To było wiecznie nawiewające dziecko.
Tylko uchylone przejście wypatrzyła i już rura.
I dlatego chodziła w szelkach, zwykle luźno, tam gdzie miała ochotę,
ale jak zbliżała się do jezdni, to “smycz” natychmiast się skracała i dzieciak był bezpieczny.
Klapsy były zbędne.
Ja naprawdę-naprawdę uważam, że bicie (klapsy również) są bez sensu.
Umiem zrozumieć, jeśli raz czy dwa w jakiejś tam stresującej sytuacji ręka komuś “poleci” – cóż jesteśmy tylko ludźmi.
Ale i tak uważam, że to głupie 😉
Planowanego klepania czy bicia dzieci, partnerów, rodziców czy kogokolwiek, nigdy nie uznam za akceptowalne, a już na pewno nie za wychowawcze 🙂
jesssuuuu 😉
moje najmłodsze też 🙂
smycz mu kupiłam w zoologicznym, kiedys jak jechaliśmy na plażę, a szelki mial od wózka
ludziska się w głowę pukali, a młody tyle wolnosci na raz w zyciu nie uswiadczył
cały zeszły rok tak latał, a jaką radosc miala starsza siostra kiedy dostawała smycz do ręki z nibypieskiem 😉
nie wiem czy na plażę nadal nie bede mu zakładac
Nie no, robicie afere z kilku klapsów a dziecko prowadzacie na smyczy jak psa
A za rączke nie można?
To dziecko a nie pies.
Ciekawe jak byście się czuły gdyby wam ktoś smycz założył i nie dał odejść od siebie na dalej niż metr.

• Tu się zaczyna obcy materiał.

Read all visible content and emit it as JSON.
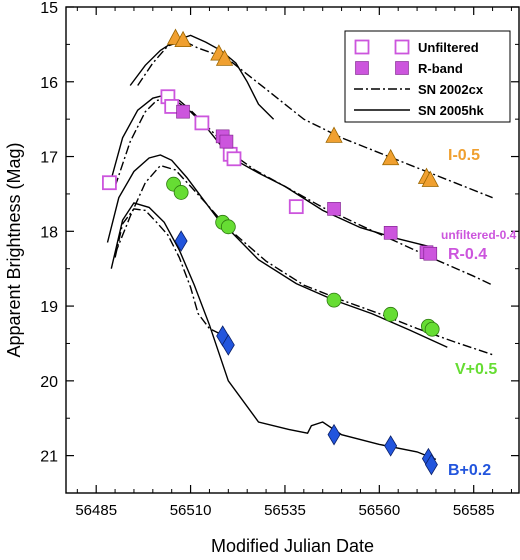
{
  "chart_data": {
    "type": "scatter",
    "xlabel": "Modified Julian Date",
    "ylabel": "Apparent Brightness (Mag)",
    "xlim": [
      56477,
      56597
    ],
    "ylim": [
      15,
      21.5
    ],
    "y_inverted": true,
    "x_ticks": [
      56485,
      56510,
      56535,
      56560,
      56585
    ],
    "y_ticks": [
      15,
      16,
      17,
      18,
      19,
      20,
      21
    ],
    "grid": false,
    "legend_position": "top-right",
    "legend": [
      {
        "label": "Unfiltered",
        "marker": "open-square",
        "color": "#cc55dd"
      },
      {
        "label": "R-band",
        "marker": "filled-square",
        "color": "#cc55dd"
      },
      {
        "label": "SN 2002cx",
        "line": "dash-dot",
        "color": "#000000"
      },
      {
        "label": "SN 2005hk",
        "line": "solid",
        "color": "#000000"
      }
    ],
    "band_labels": [
      {
        "text": "I-0.5",
        "color": "#f0a030"
      },
      {
        "text": "unfiltered-0.4",
        "color": "#cc55dd"
      },
      {
        "text": "R-0.4",
        "color": "#cc55dd"
      },
      {
        "text": "V+0.5",
        "color": "#66dd33"
      },
      {
        "text": "B+0.2",
        "color": "#2255dd"
      }
    ],
    "series": [
      {
        "name": "I-0.5",
        "marker": "triangle",
        "color": "#f0a030",
        "stroke": "#9a6500",
        "x": [
          56506.0,
          56508.0,
          56517.5,
          56519.0,
          56548.0,
          56563.0,
          56572.5,
          56573.5
        ],
        "y": [
          15.42,
          15.45,
          15.63,
          15.7,
          16.73,
          17.03,
          17.28,
          17.32
        ]
      },
      {
        "name": "Unfiltered",
        "marker": "open-square",
        "color": "#cc55dd",
        "x": [
          56488.5,
          56504.0,
          56505.0,
          56513.0,
          56520.5,
          56521.5,
          56538.0
        ],
        "y": [
          17.35,
          16.2,
          16.33,
          16.55,
          16.97,
          17.03,
          17.67
        ]
      },
      {
        "name": "R-band",
        "marker": "filled-square",
        "color": "#cc55dd",
        "x": [
          56508.0,
          56518.5,
          56519.5,
          56548.0,
          56563.0,
          56572.5,
          56573.5
        ],
        "y": [
          16.4,
          16.73,
          16.8,
          17.7,
          18.02,
          18.28,
          18.3
        ]
      },
      {
        "name": "V+0.5",
        "marker": "circle",
        "color": "#66dd33",
        "stroke": "#2e7a10",
        "x": [
          56505.5,
          56507.5,
          56518.5,
          56520.0,
          56548.0,
          56563.0,
          56573.0,
          56574.0
        ],
        "y": [
          17.37,
          17.48,
          17.88,
          17.94,
          18.92,
          19.11,
          19.27,
          19.31
        ]
      },
      {
        "name": "B+0.2",
        "marker": "diamond",
        "color": "#2255dd",
        "stroke": "#0a1f66",
        "x": [
          56507.5,
          56518.5,
          56520.0,
          56548.0,
          56563.0,
          56573.0,
          56573.8
        ],
        "y": [
          18.13,
          19.4,
          19.52,
          20.72,
          20.87,
          21.04,
          21.12
        ]
      }
    ],
    "curves": [
      {
        "name": "SN 2002cx",
        "group": "I",
        "style": "dash-dot",
        "x": [
          56496,
          56500,
          56504,
          56508,
          56512,
          56516,
          56520,
          56525,
          56530,
          56540,
          56550,
          56560,
          56570,
          56580,
          56590
        ],
        "y": [
          16.05,
          15.75,
          15.52,
          15.45,
          15.55,
          15.62,
          15.7,
          15.9,
          16.1,
          16.5,
          16.75,
          16.95,
          17.15,
          17.35,
          17.55
        ]
      },
      {
        "name": "SN 2005hk",
        "group": "I",
        "style": "solid",
        "x": [
          56494,
          56498,
          56502,
          56506,
          56510,
          56514,
          56518,
          56522,
          56525,
          56528,
          56532
        ],
        "y": [
          16.05,
          15.78,
          15.58,
          15.45,
          15.38,
          15.47,
          15.58,
          15.75,
          16.0,
          16.3,
          16.5
        ]
      },
      {
        "name": "SN 2002cx",
        "group": "R",
        "style": "dash-dot",
        "x": [
          56490,
          56494,
          56498,
          56501,
          56504,
          56507,
          56510,
          56514,
          56518,
          56522,
          56527,
          56535,
          56545,
          56555,
          56565,
          56575,
          56585,
          56590
        ],
        "y": [
          17.4,
          16.8,
          16.4,
          16.25,
          16.22,
          16.25,
          16.38,
          16.58,
          16.78,
          17.0,
          17.18,
          17.4,
          17.68,
          17.92,
          18.15,
          18.38,
          18.6,
          18.72
        ]
      },
      {
        "name": "SN 2005hk",
        "group": "R",
        "style": "solid",
        "x": [
          56489,
          56492,
          56496,
          56500,
          56503,
          56506,
          56510,
          56514,
          56518,
          56522,
          56528,
          56535,
          56545,
          56555,
          56565,
          56573
        ],
        "y": [
          17.3,
          16.75,
          16.38,
          16.22,
          16.18,
          16.25,
          16.4,
          16.6,
          16.85,
          17.05,
          17.22,
          17.4,
          17.72,
          17.95,
          18.1,
          18.2
        ]
      },
      {
        "name": "SN 2002cx",
        "group": "V",
        "style": "dash-dot",
        "x": [
          56490,
          56494,
          56498,
          56502,
          56506,
          56510,
          56514,
          56518,
          56522,
          56530,
          56540,
          56550,
          56560,
          56570,
          56580,
          56590
        ],
        "y": [
          18.3,
          17.8,
          17.35,
          17.12,
          17.18,
          17.4,
          17.62,
          17.85,
          18.05,
          18.4,
          18.72,
          18.92,
          19.1,
          19.3,
          19.48,
          19.65
        ]
      },
      {
        "name": "SN 2005hk",
        "group": "V",
        "style": "solid",
        "x": [
          56488,
          56491,
          56495,
          56499,
          56502,
          56505,
          56509,
          56513,
          56517,
          56521,
          56528,
          56538,
          56548,
          56558,
          56568,
          56578
        ],
        "y": [
          18.15,
          17.55,
          17.2,
          17.02,
          16.98,
          17.05,
          17.28,
          17.55,
          17.82,
          18.02,
          18.38,
          18.7,
          18.92,
          19.1,
          19.32,
          19.55
        ]
      },
      {
        "name": "SN 2002cx",
        "group": "B",
        "style": "dash-dot",
        "x": [
          56490,
          56492,
          56495,
          56498,
          56501,
          56504,
          56507,
          56510,
          56512,
          56515,
          56519
        ],
        "y": [
          18.35,
          17.9,
          17.7,
          17.72,
          17.88,
          18.05,
          18.35,
          18.75,
          19.1,
          19.3,
          19.4
        ]
      },
      {
        "name": "SN 2005hk",
        "group": "B",
        "style": "solid",
        "x": [
          56489,
          56492,
          56495,
          56499,
          56503,
          56507,
          56511,
          56515,
          56520,
          56528,
          56536,
          56541,
          56542,
          56545,
          56550,
          56560,
          56570,
          56575
        ],
        "y": [
          18.5,
          17.85,
          17.62,
          17.68,
          17.88,
          18.25,
          18.72,
          19.25,
          20.0,
          20.55,
          20.65,
          20.7,
          20.6,
          20.55,
          20.72,
          20.85,
          20.95,
          21.05
        ]
      }
    ]
  }
}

wez kobieto zacznij czytac ze zrozumieniem – bo to męczące
no czytam, czytam i mi się w głowie nie mieści
dziecko na smyczy
e, no misiu, smycz miała całe 6 metrów, nie wiem czy pozwalasz swojemu deptac 6 metrów za sobą
w ogóle masz pojęcie ile to 6 metrów?
sięgnij po miarkę, bo naprawdę warto to sprawdzic zanim się o tym napisze
widać głowę masz małą
może przeczytaj jeszcze raz….
a potem drugi i trzeci i znów 🙂
ale co konkretnie ci sie nie miesci?
tak kulturowo nie umiesz sobie tego wyobrazic?
lepiej silowac sie z dwulatkiem dracym sie i wyrywajacym (i koncowka z klapsem nieuchronnym po wybiegnieciu na ulice) czy dac pozorna wolnosc i miec pelna kontrole bez nerwow?
tu akurat dosc estetyczny plecaczek z krotka smyczka – moje mialy jakies takie dlugie ustrojstwo
edit: czy jezeli zmienimy nazwe ze smyczy na “biezpieczny spacer bez nerwow” to jakos pojdzie?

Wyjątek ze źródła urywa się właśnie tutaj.